I will start by saying this implementation was based on the approach taken with B-Trees in the book:
Introduction to Algorithms, 3rd Edition - Cormen, 2011
The implementation stores all the b-tree nodes in a binary file, and constantly writes and reads from the said file in order to add new ones and to update the nodes information.
The file created is organized and treated like an array, the tree keeps track of the numbers of nodes it has and where each one is, so, when a new key/item is added a new position in the file/array is given/added.

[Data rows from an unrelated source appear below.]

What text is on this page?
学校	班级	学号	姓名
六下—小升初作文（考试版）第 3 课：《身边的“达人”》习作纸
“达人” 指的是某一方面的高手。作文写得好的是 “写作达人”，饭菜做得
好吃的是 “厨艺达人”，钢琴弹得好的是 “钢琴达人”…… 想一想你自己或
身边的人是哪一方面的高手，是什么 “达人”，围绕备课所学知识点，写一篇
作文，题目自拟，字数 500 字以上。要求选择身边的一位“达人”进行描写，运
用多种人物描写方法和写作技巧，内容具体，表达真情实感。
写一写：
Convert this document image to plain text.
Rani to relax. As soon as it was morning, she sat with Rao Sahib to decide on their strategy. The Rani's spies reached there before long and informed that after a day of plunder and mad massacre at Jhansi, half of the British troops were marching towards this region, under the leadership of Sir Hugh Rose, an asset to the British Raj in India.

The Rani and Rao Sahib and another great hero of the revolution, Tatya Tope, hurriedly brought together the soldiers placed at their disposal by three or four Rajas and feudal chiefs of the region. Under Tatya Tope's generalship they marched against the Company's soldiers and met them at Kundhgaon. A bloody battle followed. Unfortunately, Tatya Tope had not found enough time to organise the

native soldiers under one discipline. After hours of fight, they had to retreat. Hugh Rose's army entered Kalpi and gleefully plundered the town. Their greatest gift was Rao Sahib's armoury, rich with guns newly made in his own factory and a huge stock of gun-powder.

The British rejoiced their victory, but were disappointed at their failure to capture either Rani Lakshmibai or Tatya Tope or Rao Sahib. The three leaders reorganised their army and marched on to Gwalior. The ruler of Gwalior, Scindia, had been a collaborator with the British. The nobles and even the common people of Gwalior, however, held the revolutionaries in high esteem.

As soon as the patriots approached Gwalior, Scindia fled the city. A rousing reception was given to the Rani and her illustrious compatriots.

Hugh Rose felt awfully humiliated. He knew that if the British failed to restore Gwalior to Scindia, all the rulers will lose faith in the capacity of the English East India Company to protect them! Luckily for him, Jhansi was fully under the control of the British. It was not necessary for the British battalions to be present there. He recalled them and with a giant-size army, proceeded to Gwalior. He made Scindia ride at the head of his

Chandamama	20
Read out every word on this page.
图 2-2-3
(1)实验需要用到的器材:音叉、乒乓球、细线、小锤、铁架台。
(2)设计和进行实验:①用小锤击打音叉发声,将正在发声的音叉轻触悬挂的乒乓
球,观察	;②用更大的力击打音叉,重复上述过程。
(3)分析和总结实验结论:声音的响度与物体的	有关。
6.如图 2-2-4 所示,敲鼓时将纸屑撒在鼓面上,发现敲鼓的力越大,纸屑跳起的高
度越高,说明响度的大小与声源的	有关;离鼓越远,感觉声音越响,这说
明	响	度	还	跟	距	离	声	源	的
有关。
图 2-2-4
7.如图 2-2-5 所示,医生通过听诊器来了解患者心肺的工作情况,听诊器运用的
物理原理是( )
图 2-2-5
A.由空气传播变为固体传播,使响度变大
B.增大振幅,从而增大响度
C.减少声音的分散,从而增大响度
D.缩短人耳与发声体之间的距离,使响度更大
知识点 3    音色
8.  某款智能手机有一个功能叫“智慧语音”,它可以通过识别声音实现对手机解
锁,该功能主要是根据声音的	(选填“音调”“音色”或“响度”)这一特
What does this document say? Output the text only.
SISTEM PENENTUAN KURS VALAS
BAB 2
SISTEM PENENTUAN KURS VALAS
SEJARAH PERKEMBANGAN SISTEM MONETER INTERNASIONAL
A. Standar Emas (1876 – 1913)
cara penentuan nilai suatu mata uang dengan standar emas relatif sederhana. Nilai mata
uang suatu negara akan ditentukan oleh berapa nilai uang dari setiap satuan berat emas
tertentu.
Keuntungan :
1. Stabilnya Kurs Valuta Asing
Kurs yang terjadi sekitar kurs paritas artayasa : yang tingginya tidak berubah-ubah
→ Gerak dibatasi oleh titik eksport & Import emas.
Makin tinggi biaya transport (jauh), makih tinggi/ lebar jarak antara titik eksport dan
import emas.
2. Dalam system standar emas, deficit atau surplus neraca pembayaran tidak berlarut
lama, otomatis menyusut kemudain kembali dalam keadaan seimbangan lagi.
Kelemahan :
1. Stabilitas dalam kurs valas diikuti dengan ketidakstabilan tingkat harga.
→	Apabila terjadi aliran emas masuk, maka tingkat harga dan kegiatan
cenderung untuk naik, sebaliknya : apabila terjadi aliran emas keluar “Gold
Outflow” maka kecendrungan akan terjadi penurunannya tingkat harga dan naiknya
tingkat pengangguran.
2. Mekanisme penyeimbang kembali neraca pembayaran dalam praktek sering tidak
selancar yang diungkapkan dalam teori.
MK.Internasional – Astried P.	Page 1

To access directly to the node in the file fseek() is used to "jump" directly to the node location, witch gives the file "the array like properties".
Note: the print method prints the tree starting from the root and to do so it requieres a queue, that i will also provide for testing purposes.
This implementation lacks the delete method and other small but usefull methods, like get min/max item, etc... because before i tackle those i want to know if the current ones are good.
Methods Implementaded:
- Crete B-Tree
- Insertion
- Search
- Print tree
The code is highly commented, so will abstain from explainning how the algorithm of the functions works, but if requested, i will update the post.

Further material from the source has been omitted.